Source: 2006 National Survey of Fishing, Hunting & Wildlife-Associated Recreation (2007)

• One in eight American adults – more than 30 million – fish, as do some eight million children ages six to 15. In 2006, they fished 517 million days and took 403 million trips.
• Anglers pumped more than $42 billion dollars into the national economy in 2006. Of that total, nearly $18 billion was spent on travel-related expenses, with $6.3 billion going to food and lodging, and $5 billion to transportation costs.

Source: Hunting & Fishing: Bright Stars of the American Economy (2007)

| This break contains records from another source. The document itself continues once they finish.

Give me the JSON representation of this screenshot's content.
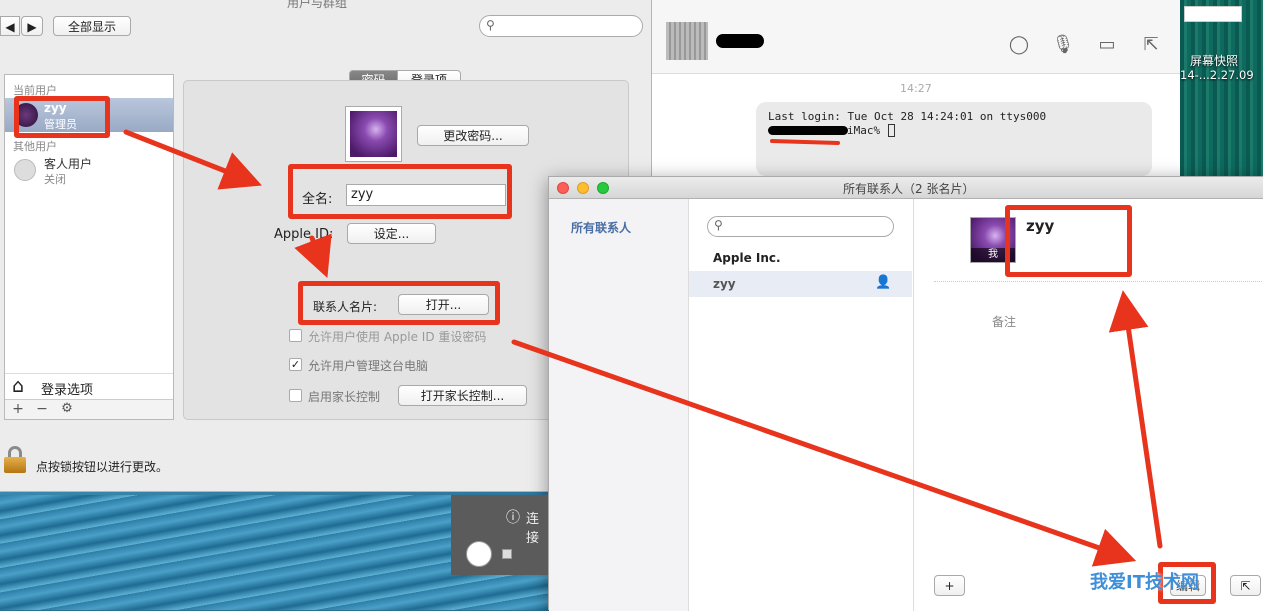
{
  "sysprefs": {
    "title": "用户与群组",
    "show_all": "全部显示",
    "current_users_header": "当前用户",
    "other_users_header": "其他用户",
    "user": {
      "name": "zyy",
      "role": "管理员"
    },
    "guest": {
      "name": "客人用户",
      "status": "关闭"
    },
    "login_options": "登录选项",
    "tabs": [
      "密码",
      "登录项"
    ],
    "change_password": "更改密码...",
    "full_name_label": "全名:",
    "full_name_value": "zyy",
    "apple_id_label": "Apple ID:",
    "set_button": "设定...",
    "contact_card_label": "联系人名片:",
    "open_button": "打开...",
    "checkbox_reset": "允许用户使用 Apple ID 重设密码",
    "checkbox_admin": "允许用户管理这台电脑",
    "checkbox_parental": "启用家长控制",
    "open_parental": "打开家长控制...",
    "lock_text": "点按锁按钮以进行更改。",
    "add": "+",
    "remove": "−"
  },
  "messages": {
    "time": "14:27",
    "terminal_line1": "Last login: Tue Oct 28 14:24:01 on ttys000",
    "terminal_line2": "iMac% "
  },
  "desktop": {
    "screenshot_label1": "屏幕快照",
    "screenshot_label2": "14-...2.27.09"
  },
  "contacts": {
    "title": "所有联系人（2 张名片）",
    "group": "所有联系人",
    "list": [
      "Apple Inc.",
      "zyy"
    ],
    "card_name": "zyy",
    "me_badge": "我",
    "note_label": "备注",
    "add": "+",
    "edit": "编辑"
  },
  "notification": {
    "text": "连接"
  },
  "watermark": {
    "text": "我爱IT技术网"
  },
  "colors": {
    "annotation": "#e8341c",
    "selection": "#a9b7d0"
  }
}
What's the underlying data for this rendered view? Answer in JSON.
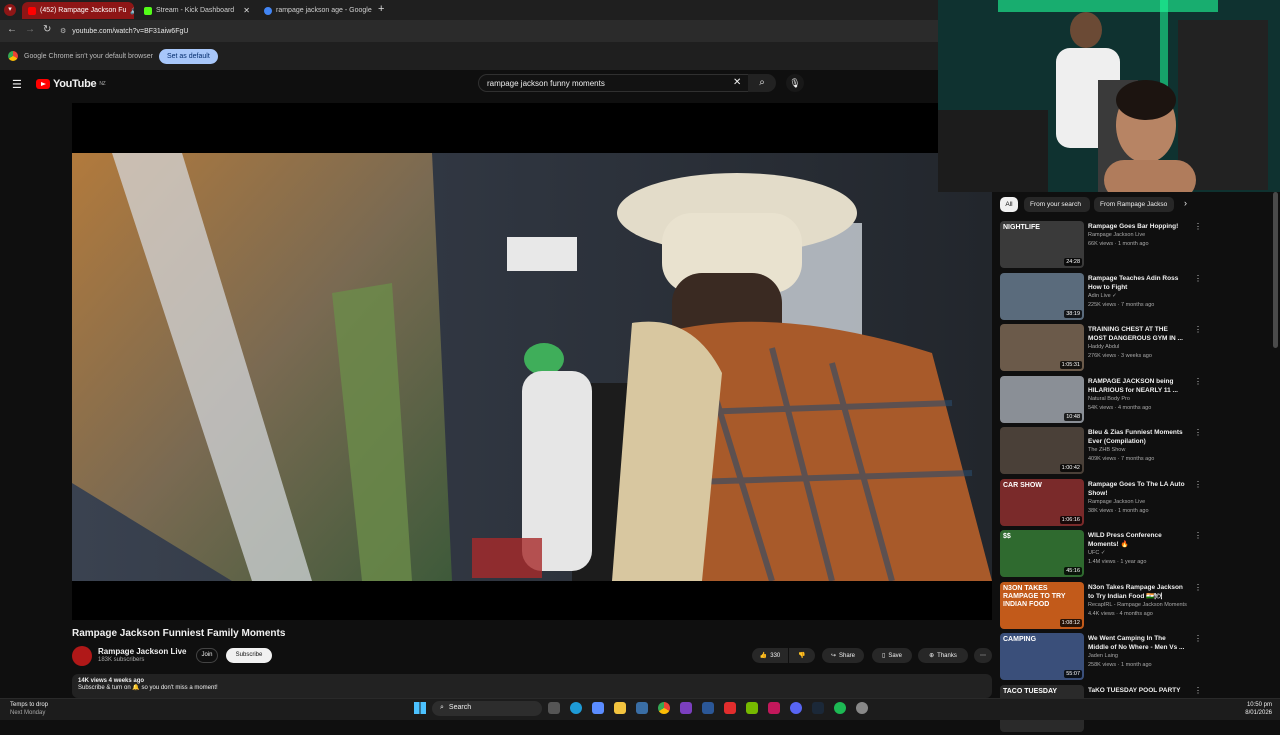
{
  "browser": {
    "tabs": [
      {
        "label": "(452) Rampage Jackson Fu",
        "active": true,
        "icon_color": "#ff0000"
      },
      {
        "label": "Stream - Kick Dashboard",
        "active": false,
        "icon_color": "#53fc18"
      },
      {
        "label": "rampage jackson age - Google",
        "active": false,
        "icon_color": "#4285f4"
      }
    ],
    "url": "youtube.com/watch?v=BF31aiw6FgU",
    "infobar": {
      "message": "Google Chrome isn't your default browser",
      "button": "Set as default"
    }
  },
  "youtube": {
    "logo_text": "YouTube",
    "region": "NZ",
    "search_query": "rampage jackson funny moments",
    "video": {
      "title": "Rampage Jackson Funniest Family Moments",
      "channel": "Rampage Jackson Live",
      "subscribers": "183K subscribers",
      "join_label": "Join",
      "subscribe_label": "Subscribe",
      "likes": "330",
      "share_label": "Share",
      "save_label": "Save",
      "thanks_label": "Thanks",
      "views_date": "14K views  4 weeks ago",
      "description": "Subscribe & turn on 🔔 so you don't miss a moment!"
    },
    "chips": [
      "All",
      "From your search",
      "From Rampage Jackso"
    ],
    "recommendations": [
      {
        "title": "Rampage Goes Bar Hopping!",
        "channel": "Rampage Jackson Live",
        "meta": "66K views · 1 month ago",
        "duration": "24:28",
        "color": "#3a3a3a",
        "thumb_text": "NIGHTLIFE"
      },
      {
        "title": "Rampage Teaches Adin Ross How to Fight",
        "channel": "Adin Live ✓",
        "meta": "225K views · 7 months ago",
        "duration": "38:19",
        "color": "#5a6b7c",
        "thumb_text": ""
      },
      {
        "title": "TRAINING CHEST AT THE MOST DANGEROUS GYM IN ...",
        "channel": "Haddy Abdul",
        "meta": "276K views · 3 weeks ago",
        "duration": "1:05:31",
        "color": "#6b5a4a",
        "thumb_text": ""
      },
      {
        "title": "RAMPAGE JACKSON being HILARIOUS for NEARLY 11 ...",
        "channel": "Natural Body Pro",
        "meta": "54K views · 4 months ago",
        "duration": "10:48",
        "color": "#8a8f96",
        "thumb_text": ""
      },
      {
        "title": "Bleu & Zias Funniest Moments Ever (Compilation)",
        "channel": "The ZHB Show",
        "meta": "409K views · 7 months ago",
        "duration": "1:00:42",
        "color": "#4a4038",
        "thumb_text": ""
      },
      {
        "title": "Rampage Goes To The LA Auto Show!",
        "channel": "Rampage Jackson Live",
        "meta": "38K views · 1 month ago",
        "duration": "1:06:16",
        "color": "#7a2a2a",
        "thumb_text": "CAR SHOW"
      },
      {
        "title": "WILD Press Conference Moments! 🔥",
        "channel": "UFC ✓",
        "meta": "1.4M views · 1 year ago",
        "duration": "45:16",
        "color": "#2f6a2f",
        "thumb_text": "$$"
      },
      {
        "title": "N3on Takes Rampage Jackson to Try Indian Food 🇮🇳🍽",
        "channel": "RecapIRL - Rampage Jackson Moments",
        "meta": "4.4K views · 4 months ago",
        "duration": "1:08:12",
        "color": "#c25a1a",
        "thumb_text": "N3ON TAKES RAMPAGE TO TRY INDIAN FOOD"
      },
      {
        "title": "We Went Camping In The Middle of No Where - Men Vs ...",
        "channel": "Jaden Laing",
        "meta": "258K views · 1 month ago",
        "duration": "55:07",
        "color": "#3a4f7a",
        "thumb_text": "CAMPING"
      },
      {
        "title": "TaKO TUESDAY POOL PARTY",
        "channel": "",
        "meta": "",
        "duration": "",
        "color": "#2a2a2a",
        "thumb_text": "TACO TUESDAY"
      }
    ]
  },
  "taskbar": {
    "weather": "Temps to drop",
    "weather_sub": "Next Monday",
    "search": "Search",
    "time": "10:50 pm",
    "date": "8/01/2026"
  }
}
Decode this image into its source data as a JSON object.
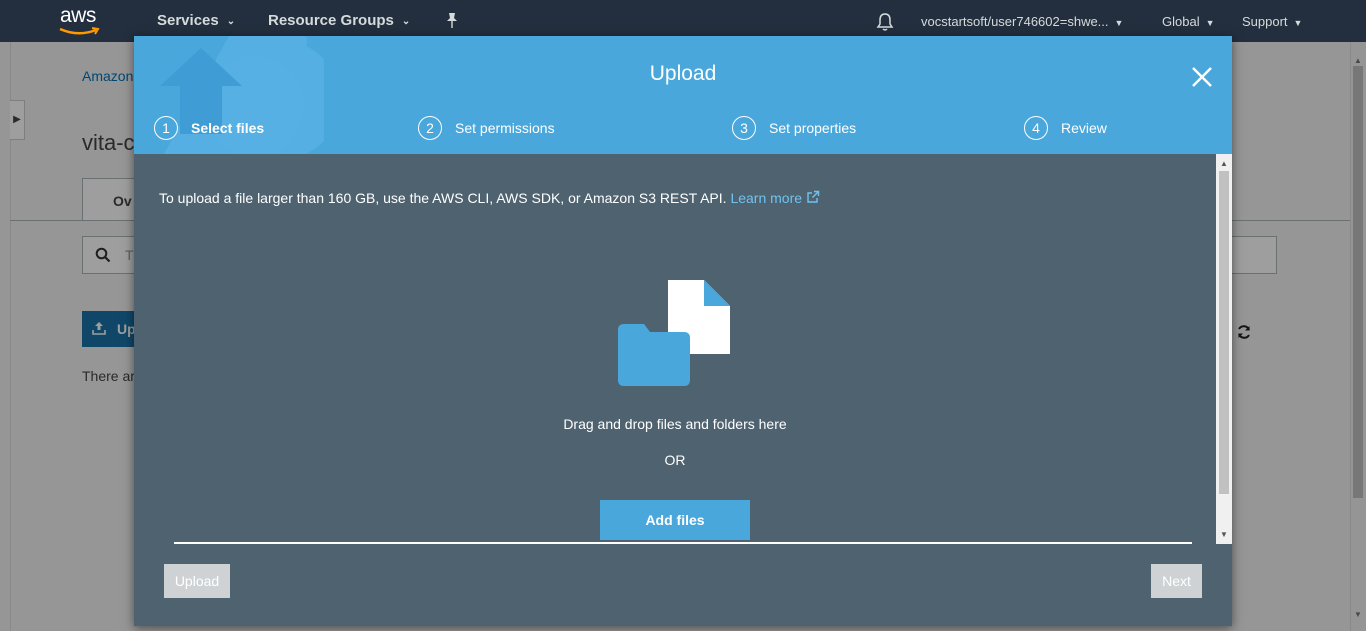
{
  "nav": {
    "logo_text": "aws",
    "services": "Services",
    "resource_groups": "Resource Groups",
    "account": "vocstartsoft/user746602=shwe...",
    "region": "Global",
    "support": "Support"
  },
  "background": {
    "breadcrumb": "Amazon",
    "title": "vita-c",
    "tab": "Ov",
    "search_placeholder": "T",
    "upload_button": "Up",
    "empty_text": "There ar"
  },
  "modal": {
    "title": "Upload",
    "steps": [
      {
        "num": "1",
        "label": "Select files"
      },
      {
        "num": "2",
        "label": "Set permissions"
      },
      {
        "num": "3",
        "label": "Set properties"
      },
      {
        "num": "4",
        "label": "Review"
      }
    ],
    "info_text": "To upload a file larger than 160 GB, use the AWS CLI, AWS SDK, or Amazon S3 REST API.",
    "learn_more": "Learn more",
    "drop_text": "Drag and drop files and folders here",
    "or_text": "OR",
    "add_files": "Add files",
    "upload_button": "Upload",
    "next_button": "Next"
  },
  "colors": {
    "nav_bg": "#232f3e",
    "modal_header": "#4aa7dc",
    "modal_body": "#4f6270",
    "link": "#6fc3f1",
    "button_disabled": "#cfd2d4"
  }
}
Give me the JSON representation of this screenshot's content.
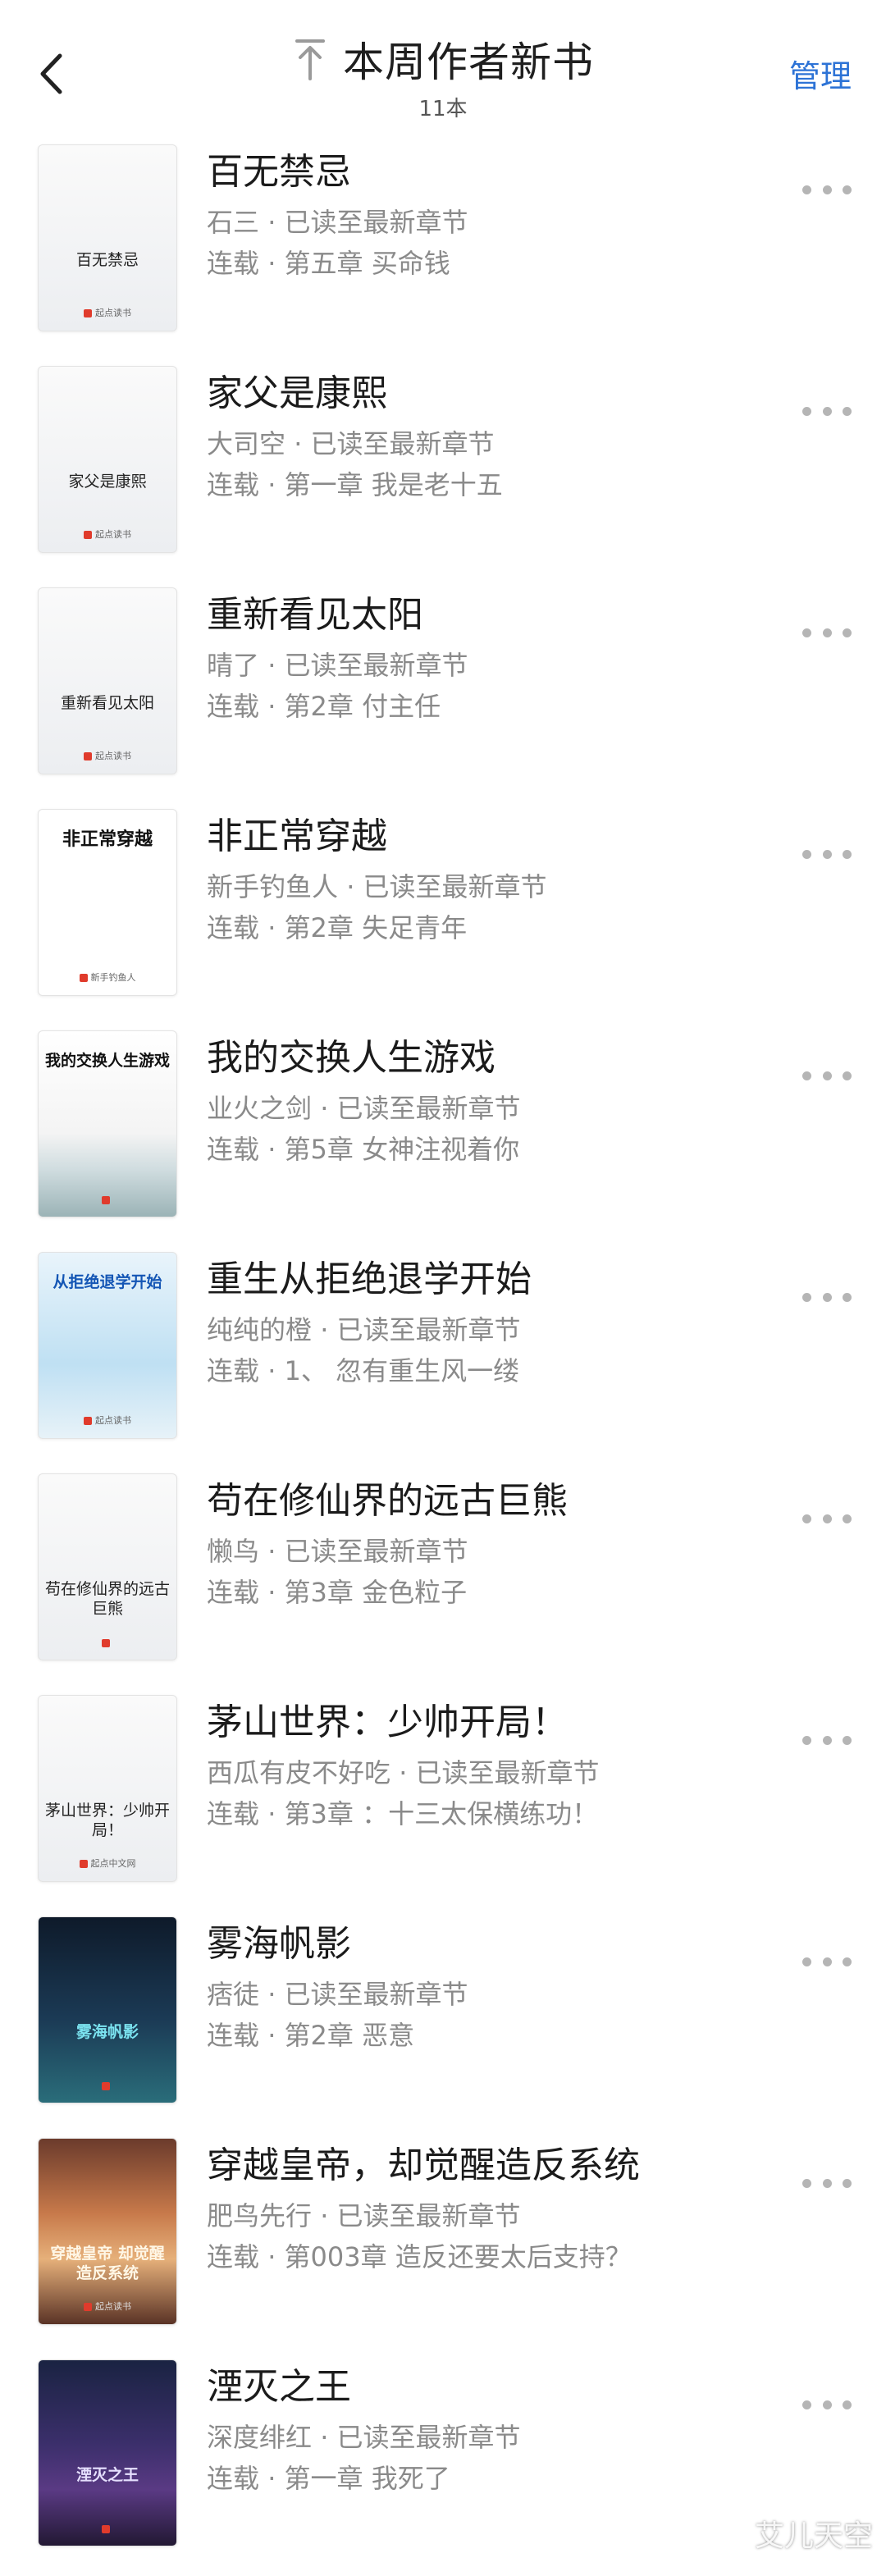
{
  "header": {
    "back_icon": "chevron-left-icon",
    "pin_icon": "pin-to-top-icon",
    "title": "本周作者新书",
    "count": "11本",
    "manage": "管理",
    "accent_color": "#2d73d6"
  },
  "books": [
    {
      "title": "百无禁忌",
      "author": "石三",
      "read_status": "已读至最新章节",
      "state": "连载",
      "chapter": "第五章 买命钱",
      "cover_title": "百无禁忌",
      "cover_pub": "起点读书",
      "cover_style": "light"
    },
    {
      "title": "家父是康熙",
      "author": "大司空",
      "read_status": "已读至最新章节",
      "state": "连载",
      "chapter": "第一章 我是老十五",
      "cover_title": "家父是康熙",
      "cover_pub": "起点读书",
      "cover_style": "light"
    },
    {
      "title": "重新看见太阳",
      "author": "晴了",
      "read_status": "已读至最新章节",
      "state": "连载",
      "chapter": "第2章 付主任",
      "cover_title": "重新看见太阳",
      "cover_pub": "起点读书",
      "cover_style": "light"
    },
    {
      "title": "非正常穿越",
      "author": "新手钓鱼人",
      "read_status": "已读至最新章节",
      "state": "连载",
      "chapter": "第2章 失足青年",
      "cover_title": "非正常穿越",
      "cover_pub": "新手钓鱼人",
      "cover_style": "comic"
    },
    {
      "title": "我的交换人生游戏",
      "author": "业火之剑",
      "read_status": "已读至最新章节",
      "state": "连载",
      "chapter": "第5章 女神注视着你",
      "cover_title": "我的交换人生游戏",
      "cover_pub": "",
      "cover_style": "mountain"
    },
    {
      "title": "重生从拒绝退学开始",
      "author": "纯纯的橙",
      "read_status": "已读至最新章节",
      "state": "连载",
      "chapter": "1、 忽有重生风一缕",
      "cover_title": "从拒绝退学开始",
      "cover_pub": "起点读书",
      "cover_style": "blue"
    },
    {
      "title": "苟在修仙界的远古巨熊",
      "author": "懒鸟",
      "read_status": "已读至最新章节",
      "state": "连载",
      "chapter": "第3章 金色粒子",
      "cover_title": "苟在修仙界的远古巨熊",
      "cover_pub": "",
      "cover_style": "light"
    },
    {
      "title": "茅山世界：少帅开局！",
      "author": "西瓜有皮不好吃",
      "read_status": "已读至最新章节",
      "state": "连载",
      "chapter": "第3章 ：十三太保横练功！",
      "cover_title": "茅山世界：少帅开局！",
      "cover_pub": "起点中文网",
      "cover_style": "light"
    },
    {
      "title": "雾海帆影",
      "author": "痞徒",
      "read_status": "已读至最新章节",
      "state": "连载",
      "chapter": "第2章 恶意",
      "cover_title": "雾海帆影",
      "cover_pub": "",
      "cover_style": "dark"
    },
    {
      "title": "穿越皇帝，却觉醒造反系统",
      "author": "肥鸟先行",
      "read_status": "已读至最新章节",
      "state": "连载",
      "chapter": "第003章 造反还要太后支持？",
      "cover_title": "穿越皇帝 却觉醒造反系统",
      "cover_pub": "起点读书",
      "cover_style": "sunset"
    },
    {
      "title": "湮灭之王",
      "author": "深度绯红",
      "read_status": "已读至最新章节",
      "state": "连载",
      "chapter": "第一章 我死了",
      "cover_title": "湮灭之王",
      "cover_pub": "",
      "cover_style": "purple"
    }
  ],
  "watermark": "艾儿天空"
}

• The average number of days anglers spend on the water each year – 17 – outpaces the 13 days they average for vacation.
• The fishing industry supports some one million jobs in the U.S., more than three times the number of jobs supplied by Home Depot.
• The number of people who fish each year is nearly double the 16 million who visit Orlando’s Disney World, the world’s number one resort.
• Approximately 17 million anglers fish from boats and spend roughly $10 billion on boating activities.
• Boaters generate some $570 million a year in fuel taxes for the Federal Sport Fish Restoration and Boating Trust Fund, which supports conservation of coastal wetlands and fisheries.
• In 2006, fishing activities generated $16.4 billion in federal, state and local taxes.

Source: Sportfishing in America (2007)

• The number of Americans who boat and fish each year is more than 50 million, surpassing the combined number of those who golf and play tennis.
• Anglers produce more than $600 million a year in fishing license sales and $200 million in private donations for conservation efforts.

Source: 2006 Participation Reports
• Americans who fish outnumber those who golf; run; hike; ski; work out in a gym; or play tennis, basketball and softball.
• As many women went fishing in 2006 as went running or jogging, and more children went fishing than played football or volleyball.